La muerte se me presentó bajo su aspecto más espantoso. Tumbado boca arriba y mirando al cielo gritaba hasta ponerme ronco, repitiendo los nombres de todas aquellas personas que me parecían bastante poderosas para luchar con mi enemigo. Hasta llamé a Muley, el perro de Cayetano, que por supuesto tampoco pareció por allí.
El carnero no hacía caso de mí o por lo menos aparentaba no hacerlo. Tanto que al cabo de un rato me aventuré a incorporarme; pero entonces levantó la cabeza, me miró fijamente y yo, aterrado, me dejé caer nuevamente sobre el césped. Sólo la Virgen podía salvarme de aquella angustiosa situación, y se lo pedí, repitiendo las oraciones que me había enseñado mi madre.
Y en efecto, la Virgen vino en mi auxilio sugiriéndome una idea salvadora. Puesto que el carnero no hacía caso de mí mientras me hallaba tumbado y sólo se irritaba cuando me veía en pie, tal vez caminando a rastras lograría evitar su furor. Me arrastré, pues, cautelosamente y avancé un metro poco más o menos. Miré hacia atrás; el carnero seguía pastando sin advertir nada. Avanzo otro metro; tampoco. Sigo deslizándome como una serpiente sobre el césped, mirando a cada instante a mi enemigo y éste permite que me aleje sin notarlo siquiera.
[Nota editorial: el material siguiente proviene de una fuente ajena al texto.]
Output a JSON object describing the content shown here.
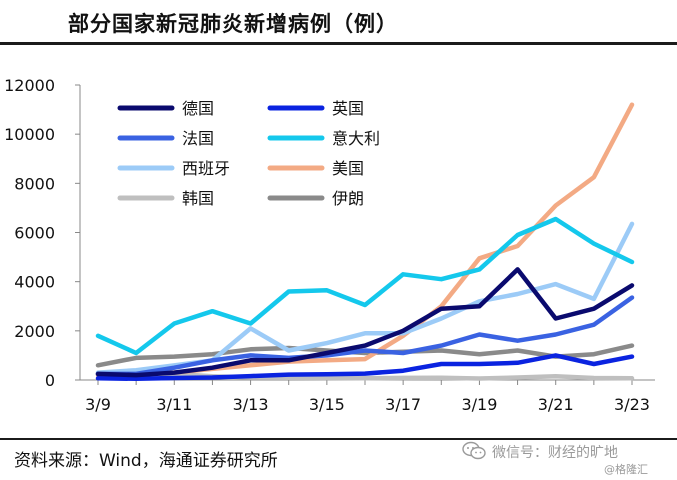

¿Sería una traición? ¿Me dejaría concebir esperanzas para caer de improviso sobre mí? Eso pensé con espanto, cuando hallándome ya lo menos a treinta pasos de él levantó la cabeza y me miró con fijeza. Quedé yerto. Mi corazón parecía que se salía del pecho. Y sin embargo, repito, que aquella mirada era más bien dulce que iracunda. En el curso de mi existencia otra gente me ha mirado de un modo más agresivo sin embestirme.
Quedé inmóvil y pegado al suelo haciendo el muerto, o por mejor decir estándolo casi de miedo. El carnero bajó al cabo la cabeza y siguió pastando y desde entonces no volvió a mirarme. Yo seguí avanzando hacia la saltadera con la misma prudencia, ensanchando y contrayendo alternativamente los anillos musculares de mi cuerpo como un consumado anélido.
Por fin me encuentro a tres pasos de la saltadera. Miro hacia atrás. El carnero está lejos, muy lejos y pasta tranquilo e indiferente la menuda yerba. Entonces me levanto vivamente y en menos tiempo que se dice monto la saltadera y me tiro al camino y corro como un gamo hasta llegar a casa jadeante y sudoroso.
Cualquiera pensará que llegué presa de la mayor desolación y amargura. Nada de eso. Mi estado de ánimo era felicísimo: rebosaba de orgullo y de entusiasmo por mí mismo, pensando en la burla que había hecho al carnero.
Así es como las satisfacciones de la vanidad esparcen casi siempre un bálsamo refrigerante sobre nuestras heridas.